Homélie : Assomption 2021

 « Un signe grandiose apparut dans le ciel : une femme, ayant le soleil pour manteau, la lune sous les pieds, et sur la tête une couronne de douze étoiles. » (Ap 12, 1). Cet extrait du Livre de l’Apocalypse que nous avons entendu atteste non seulement que la Vierge Marie a été élevée corps et âme au ciel, mais qu’elle participe à la royauté du Christ en facilitant son accueil de la part des hommes. En effet, par le baptême, nous sommes appelés à servir ce règne par qui Dieu « étend sa miséricorde à tous les âges, élève les humbles et comble de biens les affamés », comme le chante Marie dans son Magnificat.

 

La Vierge Marie nous en indique le chemin à travers son obéissance à Dieu.

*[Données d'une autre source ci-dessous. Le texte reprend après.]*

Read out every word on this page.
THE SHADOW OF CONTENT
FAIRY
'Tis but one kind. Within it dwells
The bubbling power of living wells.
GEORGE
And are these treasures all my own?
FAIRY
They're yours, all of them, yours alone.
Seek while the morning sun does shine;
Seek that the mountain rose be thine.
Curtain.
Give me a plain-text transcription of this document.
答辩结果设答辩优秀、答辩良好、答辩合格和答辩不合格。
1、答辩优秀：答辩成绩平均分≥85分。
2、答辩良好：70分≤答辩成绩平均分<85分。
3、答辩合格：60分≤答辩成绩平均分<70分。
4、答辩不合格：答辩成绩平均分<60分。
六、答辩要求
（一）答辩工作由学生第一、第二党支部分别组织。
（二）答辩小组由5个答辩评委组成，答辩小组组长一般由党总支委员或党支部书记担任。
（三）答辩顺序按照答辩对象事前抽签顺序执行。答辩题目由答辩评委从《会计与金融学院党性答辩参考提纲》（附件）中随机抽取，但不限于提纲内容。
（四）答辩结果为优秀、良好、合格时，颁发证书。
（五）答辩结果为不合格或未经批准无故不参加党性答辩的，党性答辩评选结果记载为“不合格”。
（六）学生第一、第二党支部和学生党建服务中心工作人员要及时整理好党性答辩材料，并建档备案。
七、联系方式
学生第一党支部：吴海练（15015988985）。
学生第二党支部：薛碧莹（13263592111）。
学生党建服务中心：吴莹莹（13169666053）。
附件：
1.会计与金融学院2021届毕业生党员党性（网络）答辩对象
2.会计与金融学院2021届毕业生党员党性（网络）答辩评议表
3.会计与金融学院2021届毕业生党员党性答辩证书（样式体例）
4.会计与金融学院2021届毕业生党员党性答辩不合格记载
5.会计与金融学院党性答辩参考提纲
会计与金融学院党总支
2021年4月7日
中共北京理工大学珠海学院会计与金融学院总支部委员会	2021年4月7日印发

L’obéissance a pris aujourd’hui une connotation péjorative, devenant synonyme de soumission et de perte de liberté. Mais à l’égard de Dieu, elle est une obéissance filiale, elle manifeste notre lien à Dieu, créateur de toute chose et unique sauveur.

L’obéissance évoque encore la passivité. Mais à l’égard de Dieu, elle nous établit intendants de la création et collaborateurs du son Règne de paix et de justice.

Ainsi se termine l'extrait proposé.